We have already seen the destruction that climate change and environmental degradation have had on our patients’ health. Increases in heat have contributed to an increase in hypertension. Pollutants are being discharged into our city air, causing a steady increase in chronic asthma conditions in our most vulnerable communities. In addition, those communities also face environmental injustices like contaminated water supplies and tainted soil. They are also the ones hardest hit by catastrophic events such as Superstorm Sandy. That is not OK.
The Bronx has the highest child asthma rates in New York City. In fact, emergency departments in Hunts Point and Longwood are double the citywide rates. When discussing environmental racism, it is important to point out that there are 16 school bus depots in the Bronx — three in Hunts Point alone. There is a direct correlation between high asthma rates within these environmental justice communities and the high prevalence of bus depots. Disturbingly, 75% of the MTA-operated departments across the five boroughs are in communities where most residents are people of color.
The South Bronx also houses the Hunts Point Food Distribution Center, which is the second-largest food distribution center in the world. Overall, the Hunts Point community experiences 20,000 diesel truck trips into and out of the neighborhood each week. It is not uncommon for those trucks to lay over for eight to 12 hours while waiting for goods or to comply with the U.S. Department of Transportation rest period requirements. They are emitting exhaust that compromises the surrounding community’s health.

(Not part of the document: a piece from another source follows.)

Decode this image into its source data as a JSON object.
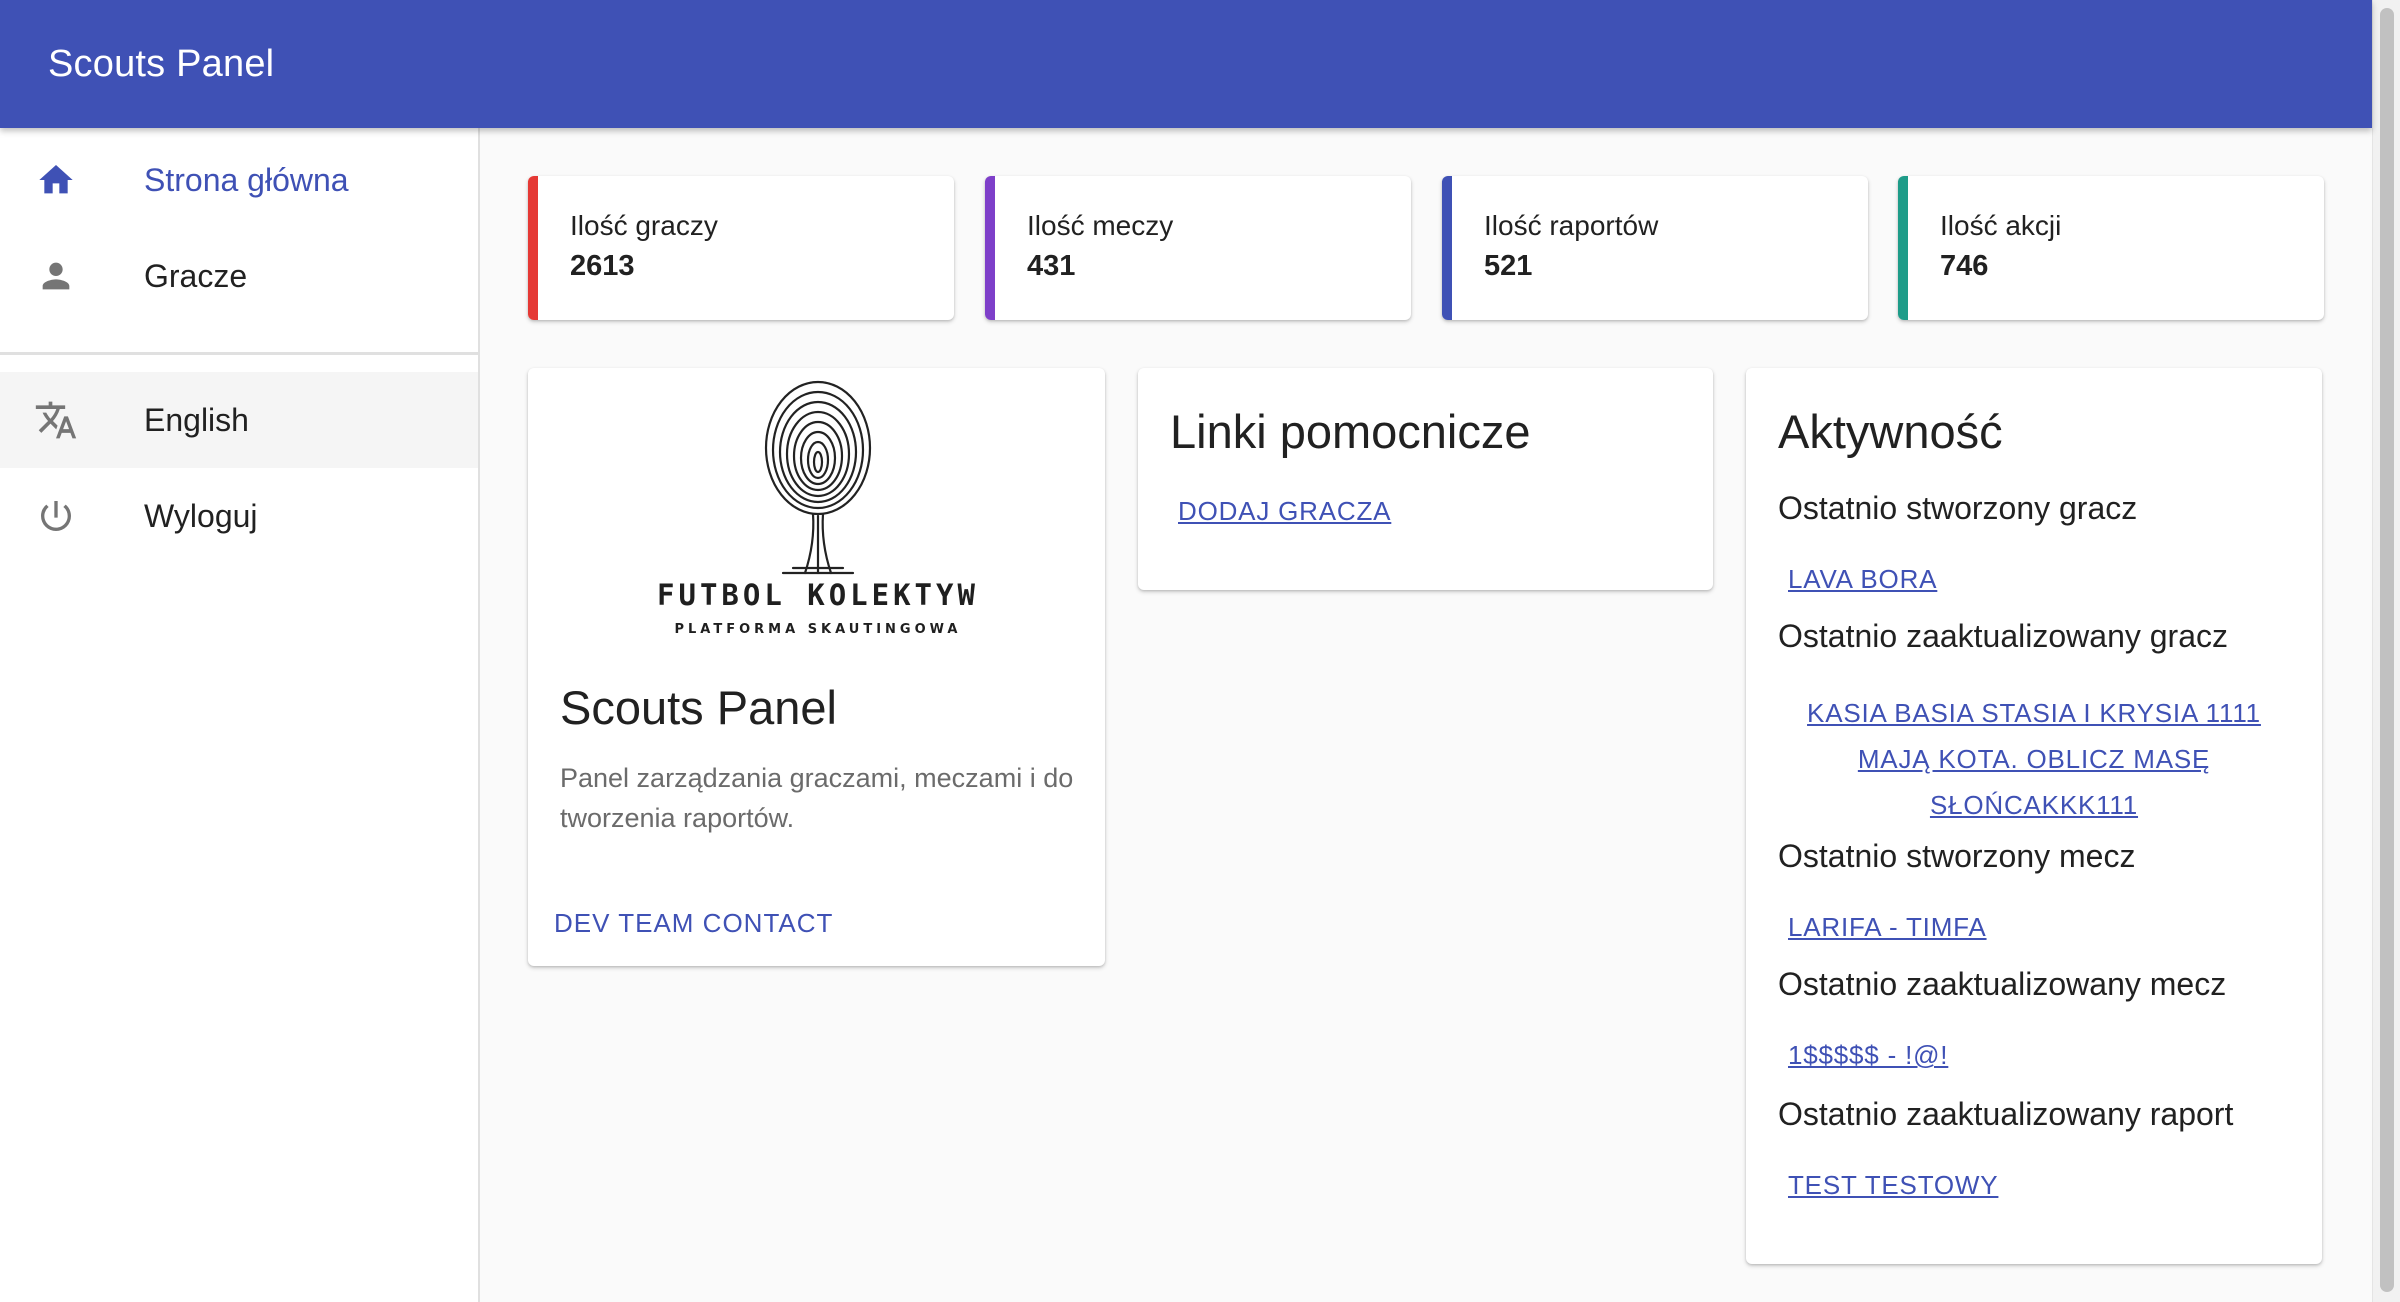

Let me be clear: The NYSNA is 100% in support of a fossil fuel-free economy. We should be doing everything possible to make that a reality. We also need to ensure we are doing that in an equitable way. That includes giving special attention to the fact that we must prioritize environmental justice communities. Additionally, workers must be transitioned into good, green jobs.

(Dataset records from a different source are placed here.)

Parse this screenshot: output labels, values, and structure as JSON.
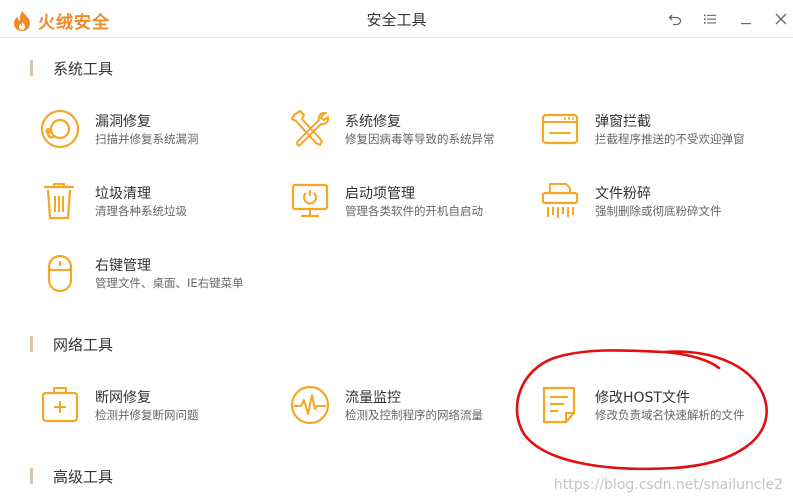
{
  "app": {
    "name": "火绒安全",
    "window_title": "安全工具"
  },
  "sections": {
    "system": {
      "title": "系统工具"
    },
    "network": {
      "title": "网络工具"
    },
    "advanced": {
      "title": "高级工具"
    }
  },
  "tools": {
    "leak_repair": {
      "name": "漏洞修复",
      "desc": "扫描并修复系统漏洞",
      "icon": "lifebuoy-icon"
    },
    "system_repair": {
      "name": "系统修复",
      "desc": "修复因病毒等导致的系统异常",
      "icon": "wrench-screwdriver-icon"
    },
    "popup_block": {
      "name": "弹窗拦截",
      "desc": "拦截程序推送的不受欢迎弹窗",
      "icon": "popup-window-icon"
    },
    "junk_clean": {
      "name": "垃圾清理",
      "desc": "清理各种系统垃圾",
      "icon": "trash-icon"
    },
    "startup_mgr": {
      "name": "启动项管理",
      "desc": "管理各类软件的开机自启动",
      "icon": "monitor-icon"
    },
    "file_shred": {
      "name": "文件粉碎",
      "desc": "强制删除或彻底粉碎文件",
      "icon": "shredder-icon"
    },
    "context_menu": {
      "name": "右键管理",
      "desc": "管理文件、桌面、IE右键菜单",
      "icon": "mouse-icon"
    },
    "net_repair": {
      "name": "断网修复",
      "desc": "检测并修复断网问题",
      "icon": "toolbox-icon"
    },
    "traffic_monitor": {
      "name": "流量监控",
      "desc": "检测及控制程序的网络流量",
      "icon": "gauge-icon"
    },
    "host_edit": {
      "name": "修改HOST文件",
      "desc": "修改负责域名快速解析的文件",
      "icon": "document-icon"
    }
  },
  "watermark": "https://blog.csdn.net/snailuncle2",
  "colors": {
    "accent": "#f5a623",
    "logo": "#f08a24",
    "annotation": "#e01010"
  }
}
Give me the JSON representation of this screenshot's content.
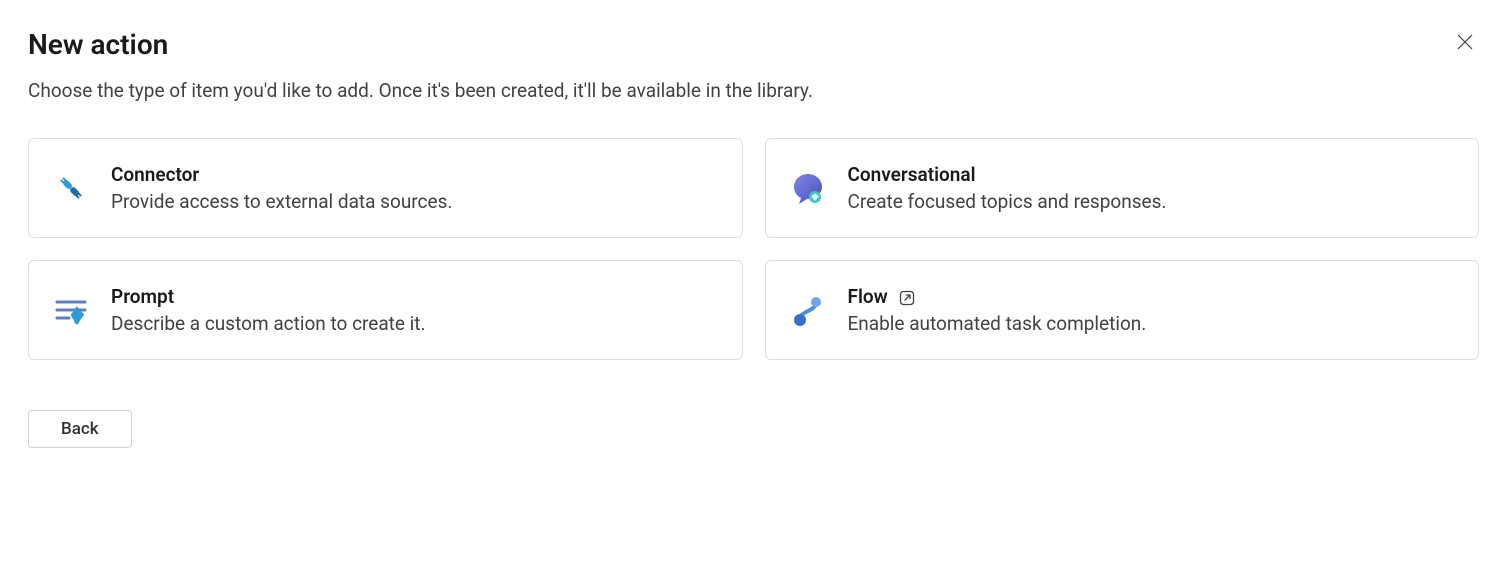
{
  "header": {
    "title": "New action",
    "description": "Choose the type of item you'd like to add. Once it's been created, it'll be available in the library."
  },
  "cards": {
    "connector": {
      "title": "Connector",
      "description": "Provide access to external data sources."
    },
    "conversational": {
      "title": "Conversational",
      "description": "Create focused topics and responses."
    },
    "prompt": {
      "title": "Prompt",
      "description": "Describe a custom action to create it."
    },
    "flow": {
      "title": "Flow",
      "description": "Enable automated task completion."
    }
  },
  "footer": {
    "back_label": "Back"
  }
}
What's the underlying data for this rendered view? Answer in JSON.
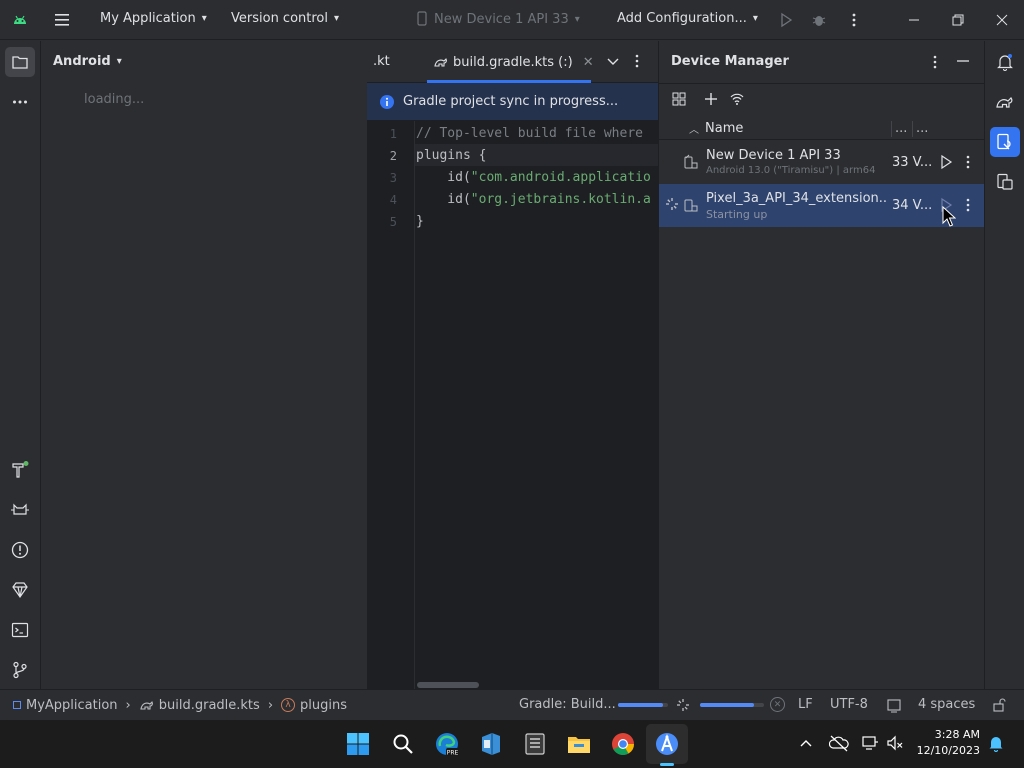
{
  "titlebar": {
    "project": "My Application",
    "vcs": "Version control",
    "device": "New Device 1 API 33",
    "config": "Add Configuration..."
  },
  "project_panel": {
    "view": "Android",
    "loading": "loading..."
  },
  "editor": {
    "tab_prev": ".kt",
    "tab_active": "build.gradle.kts (:)",
    "banner": "Gradle project sync in progress...",
    "line_numbers": [
      "1",
      "2",
      "3",
      "4",
      "5"
    ],
    "lines": {
      "l1": "// Top-level build file where",
      "l2": "plugins {",
      "l3_pre": "    id(",
      "l3_str": "\"com.android.applicatio",
      "l4_pre": "    id(",
      "l4_str": "\"org.jetbrains.kotlin.a",
      "l5": "}"
    }
  },
  "device_manager": {
    "title": "Device Manager",
    "column_name": "Name",
    "col_more1": "...",
    "col_more2": "...",
    "devices": [
      {
        "name": "New Device 1 API 33",
        "sub": "Android 13.0 (\"Tiramisu\") | arm64",
        "api": "33 V..."
      },
      {
        "name": "Pixel_3a_API_34_extension...",
        "sub": "Starting up",
        "api": "34 V..."
      }
    ]
  },
  "statusbar": {
    "crumb_project": "MyApplication",
    "crumb_file": "build.gradle.kts",
    "crumb_symbol": "plugins",
    "gradle": "Gradle: Build...",
    "progress1": 0.9,
    "progress2": 0.85,
    "line_sep": "LF",
    "encoding": "UTF-8",
    "indent": "4 spaces"
  },
  "taskbar": {
    "time": "3:28 AM",
    "date": "12/10/2023"
  },
  "colors": {
    "selection": "#2e436e",
    "accent": "#3574f0",
    "success": "#5fb865"
  }
}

As a strong labor union that believes in fairness and equity, NYSNA will always advocate for workers to be treated with dignity and respect. Unfortunately, the Scoping Plan does not adequately address how to support displaced workers. The Climate Action Council must recommend creation of a Worker and Community Assurance Fund. That would provide support to fossil fuel-dependent workers as well as to communities who rely on fossil fuel-dependent industries. It would include wage replacement, pension support and expanded funding for communities that will be taking a huge hit. Stronger, detailed language must be used along with policies outlined to address labor standards. This is not an area that we can leave open and vague.
We also want to see the Scoping Plan advance Buy NY and Best Value Procurement policies to leverage the state’s purchasing and contracting power. That would be used to incentivize the creation of green jobs and prioritize local hiring and job access for traditionally excluded populations. The state should provide direct funding for training, workforce development, apprenticeship and pre-apprenticeship programs across sectors. We ultimately want workers to be able to advocate for their health and safety and have good benefits such as affordable healthcare.
Ultimately, we need adequate funding for the Climate Leadership and Community Protection Act. We must figure out how to get a good funding mechanism is place so that we can fully do the work that the act prescribes. The health of our family, friends and neighbors can ill-afford anything less.
Flandersia Jones, RN, MPH, serves as director at large for NYSNA. She works at BronxCare Health System.